WAF防火墙数据接入腾讯云ES最佳实践(上)

说明

本文描述问题及解决方法适用于 腾讯云 Elasticsearch Service(ES)

另外使用到:腾讯云 Logstash

由于篇幅问题,本文会分两部分展开,下半部分请移步:WAF防火墙数据接入腾讯云ES最佳实践(下)

一、需求背景

WAF是个简称,中文全称为Web应用防护系统(也称为:网站应用级入侵防御系统。英文:Web Application Firewall,简称: WAF)。

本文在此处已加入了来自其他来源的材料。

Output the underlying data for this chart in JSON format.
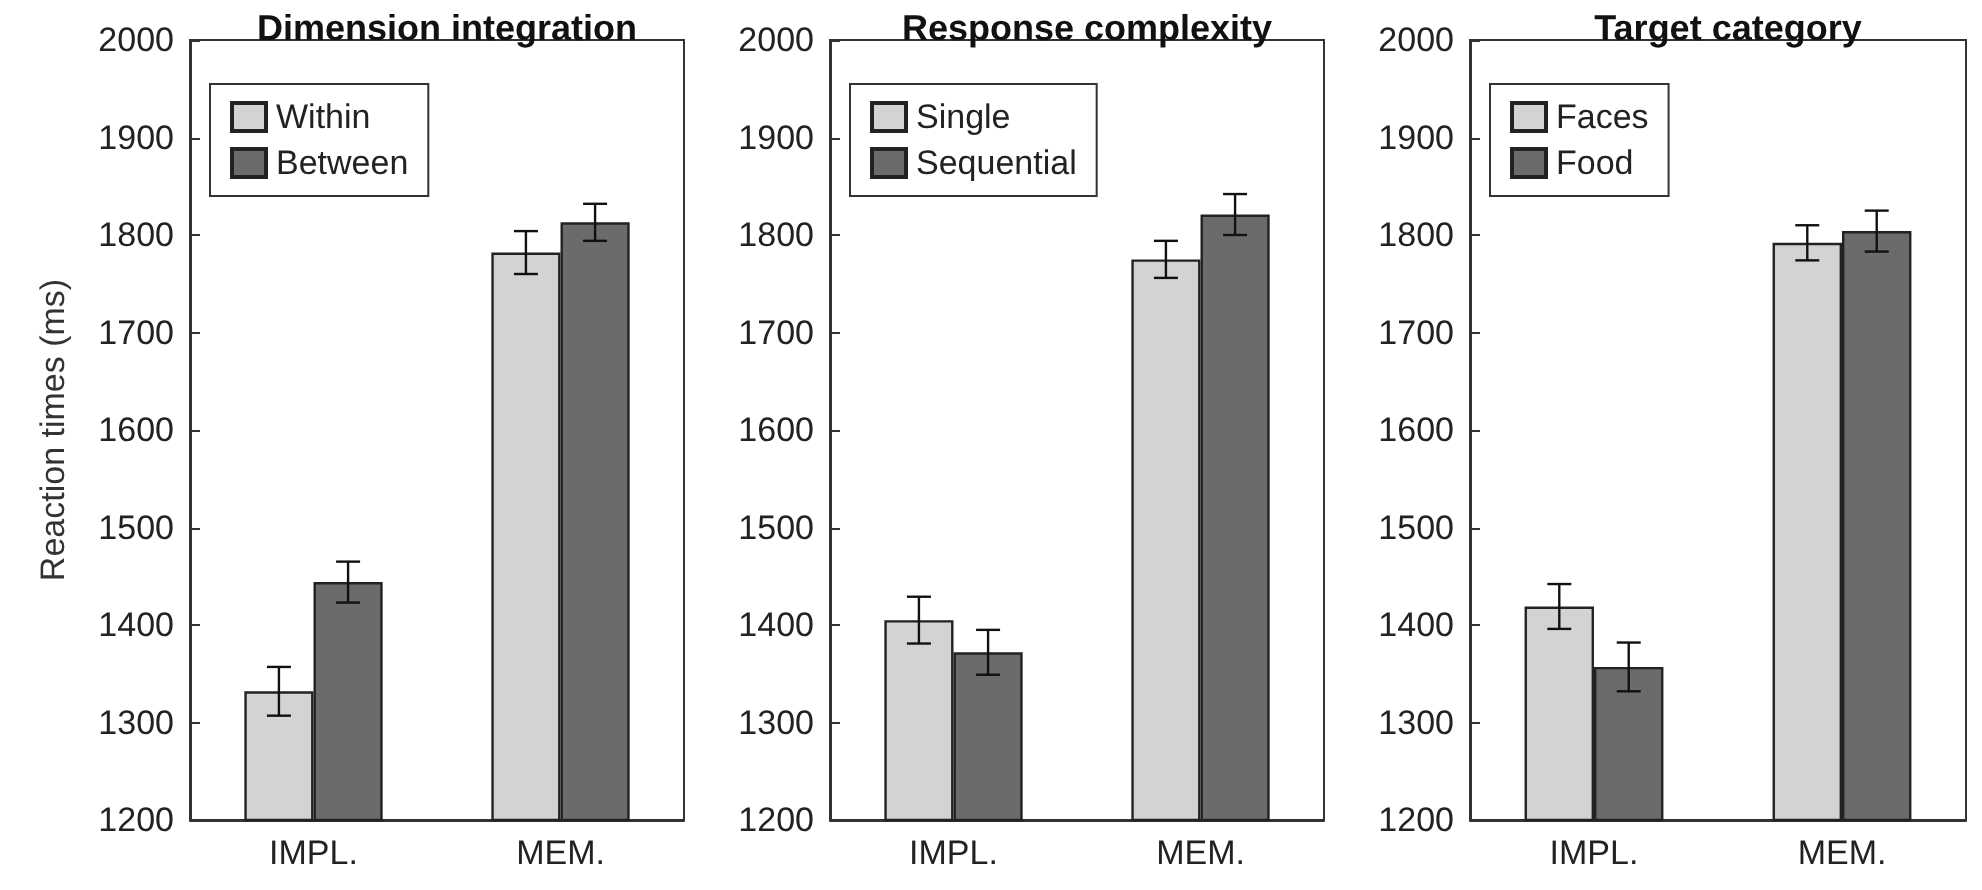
{
  "chart_data": [
    {
      "type": "bar",
      "title": "Dimension integration",
      "ylabel": "Reaction times (ms)",
      "categories": [
        "IMPL.",
        "MEM."
      ],
      "ylim": [
        1200,
        2000
      ],
      "yticks": [
        1200,
        1300,
        1400,
        1500,
        1600,
        1700,
        1800,
        1900,
        2000
      ],
      "grid": false,
      "legend": "top left",
      "series": [
        {
          "name": "Within",
          "color": "#d3d3d3",
          "values": [
            1332,
            1782
          ],
          "errors": [
            25,
            22
          ]
        },
        {
          "name": "Between",
          "color": "#6b6b6b",
          "values": [
            1444,
            1813
          ],
          "errors": [
            21,
            19
          ]
        }
      ]
    },
    {
      "type": "bar",
      "title": "Response complexity",
      "categories": [
        "IMPL.",
        "MEM."
      ],
      "ylim": [
        1200,
        2000
      ],
      "yticks": [
        1200,
        1300,
        1400,
        1500,
        1600,
        1700,
        1800,
        1900,
        2000
      ],
      "grid": false,
      "legend": "top left",
      "series": [
        {
          "name": "Single",
          "color": "#d3d3d3",
          "values": [
            1405,
            1775
          ],
          "errors": [
            24,
            19
          ]
        },
        {
          "name": "Sequential",
          "color": "#6b6b6b",
          "values": [
            1372,
            1821
          ],
          "errors": [
            23,
            21
          ]
        }
      ]
    },
    {
      "type": "bar",
      "title": "Target category",
      "categories": [
        "IMPL.",
        "MEM."
      ],
      "ylim": [
        1200,
        2000
      ],
      "yticks": [
        1200,
        1300,
        1400,
        1500,
        1600,
        1700,
        1800,
        1900,
        2000
      ],
      "grid": false,
      "legend": "top left",
      "series": [
        {
          "name": "Faces",
          "color": "#d3d3d3",
          "values": [
            1419,
            1792
          ],
          "errors": [
            23,
            18
          ]
        },
        {
          "name": "Food",
          "color": "#6b6b6b",
          "values": [
            1357,
            1804
          ],
          "errors": [
            25,
            21
          ]
        }
      ]
    }
  ]
}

客户在不同云厂商的WAF日志需要统一接入一个平台,集中管理,最终客户选择了腾讯云ES。

二、数据接入链路

链路上遇到的问题:

由于syslog只能往单节点推送,而腾讯云logstash又是多节点的logstash集群,这样就导致syslog无法利用到多台logstash进行数据同步,造成资源浪费。

解决方案:

Syslog → Logstash VIP → Logstash RS → ES

  1. 创建一个private link(vip),指向logstash实例下的所有RS节点,并绑定1024以上的端口,比如8888;
  2. logstash实例启动8888端口,接收数据;
  3. 对客户暴露这个vip:8888,让客户的syslog往vip推送数据;
  4. logstash实例的RS轮流接收到syslog数据推送,并消费到ES

WAF日志接入链路图:

SLS说明:

数据管道,阿里云的日志服务,提供日志类数据采集、加工等操作。

三、Logstash介绍

Logstash是 Elastic 公司提供的一款专门用于应用程序日志、事件的传输、处理、管理的产品。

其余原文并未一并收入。